Pas question en revanche d'exclure "pour des raisons idéologiques" la piste de l'assurance privée. "Quand nos finances publiques sont dans la situation où elles sont, quand le travail est à ce point taxé, quand cinq millions de Français ont déjà souscrit une assurance dépendance, est-il raisonnable de ne pas s'interroger sur le rôle que peuvent jouer les mutuelles, les compagnies d'assurances et les organismes de prévoyance ?", s'est-il demandé.
"Il nous faut sans doute inventer autre chose que le modèle traditionnel de couverture des risques par la sécurité sociale", a-t-il également déclaré, tout en assurant ne pas avoir "parlé de cinquième risque par hasard". Il aurait jusqu'ici parlé de cinquième risque afin de mettre en avant les principes d'"universalité" - "que personne ne soit exclu" - et de "paritarisme". "Il s'agit bien d'associer les partenaires sociaux, mais aussi d'autres acteurs comme les départements. Il s'agit donc d'inventer une nouvelle forme de paritarisme", a-t-il expliqué à ce titre. Avec une précaution de rigueur : "Je n'ai pas l'intention d'utiliser la dépendance pour privatiser insidieusement l'assurance maladie."

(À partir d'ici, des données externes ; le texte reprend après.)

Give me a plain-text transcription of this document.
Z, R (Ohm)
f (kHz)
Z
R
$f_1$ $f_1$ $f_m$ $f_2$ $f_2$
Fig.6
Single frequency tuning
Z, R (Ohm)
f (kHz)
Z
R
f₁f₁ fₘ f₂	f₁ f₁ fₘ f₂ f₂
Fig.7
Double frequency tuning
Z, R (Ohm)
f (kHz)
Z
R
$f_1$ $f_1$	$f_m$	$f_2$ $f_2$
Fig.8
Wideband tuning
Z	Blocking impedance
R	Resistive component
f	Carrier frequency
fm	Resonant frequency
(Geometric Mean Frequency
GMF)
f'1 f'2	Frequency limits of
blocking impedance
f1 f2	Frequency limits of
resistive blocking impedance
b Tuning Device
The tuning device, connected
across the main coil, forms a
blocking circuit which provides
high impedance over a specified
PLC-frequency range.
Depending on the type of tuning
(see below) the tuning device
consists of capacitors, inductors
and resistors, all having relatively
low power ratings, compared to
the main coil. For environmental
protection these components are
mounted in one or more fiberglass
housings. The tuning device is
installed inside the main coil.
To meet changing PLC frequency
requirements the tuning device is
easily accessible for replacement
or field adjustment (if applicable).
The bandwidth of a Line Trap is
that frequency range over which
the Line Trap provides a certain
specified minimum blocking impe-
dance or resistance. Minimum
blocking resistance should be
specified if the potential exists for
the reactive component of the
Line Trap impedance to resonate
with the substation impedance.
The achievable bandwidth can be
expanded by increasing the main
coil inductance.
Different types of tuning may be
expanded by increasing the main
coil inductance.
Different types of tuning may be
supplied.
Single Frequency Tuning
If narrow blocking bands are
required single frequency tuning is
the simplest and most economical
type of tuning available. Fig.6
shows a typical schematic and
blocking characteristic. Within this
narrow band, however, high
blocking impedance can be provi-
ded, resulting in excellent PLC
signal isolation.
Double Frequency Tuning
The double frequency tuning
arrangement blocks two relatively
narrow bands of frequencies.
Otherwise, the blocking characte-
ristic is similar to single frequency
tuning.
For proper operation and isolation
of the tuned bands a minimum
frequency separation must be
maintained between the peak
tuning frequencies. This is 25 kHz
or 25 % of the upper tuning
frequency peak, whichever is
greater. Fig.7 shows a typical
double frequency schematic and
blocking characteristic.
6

Enfin, le chef de l'Etat a précisé qu'il n'avait pas non plus "l'intention de diluer le handicap dans la dépendance", estimant que "la dépendance pose un problème bien différent, à aborder en tant que tel", et qu'il faut préserver "des financements adaptés à chaque cas". La non-perspective de convergence entre les champs du handicap et des personnes âgées se voit donc une nouvelle fois confirmée.
Réagissant dans un communiqué à l'allocution présidentielle, le président de l'Assemblée des départements de France (ADF) Claudy Lebreton s'étonne que Nicolas Sarkozy ait affirmé "que la prise en charge de la perte d’autonomie de nos aînés revenait avant tout à la famille et non à la société dans son ensemble", y voyant "une analyse compassionnelle de la situation" et, in fine, une façon d'"ouvrir la brèche du recours à l’assurance privée". Claudy Lebreton s’étonne aussi que l'ADF "n’ait pas été invitée à s’exprimer à l’occasion du lancement du débat national" alors même que celle-ci a, "depuis des mois, lancé une réflexion sur cette question du vieillissement et de l’autonomie des personnes âgées" dont le troisième atelier doit avoir lieu ce mercredi 9 février.
L'association AD-PA, qui regroupe les directeurs de services à domicile et d'établissements pour personnes âgées, s'est inquiétée de son côté de la volonté affichée de favoriser le maintien à domicile et donc, là encore, de renvoyer "à la responsabilité des familles dont on sait combien elles s'épuisent aujourd'hui".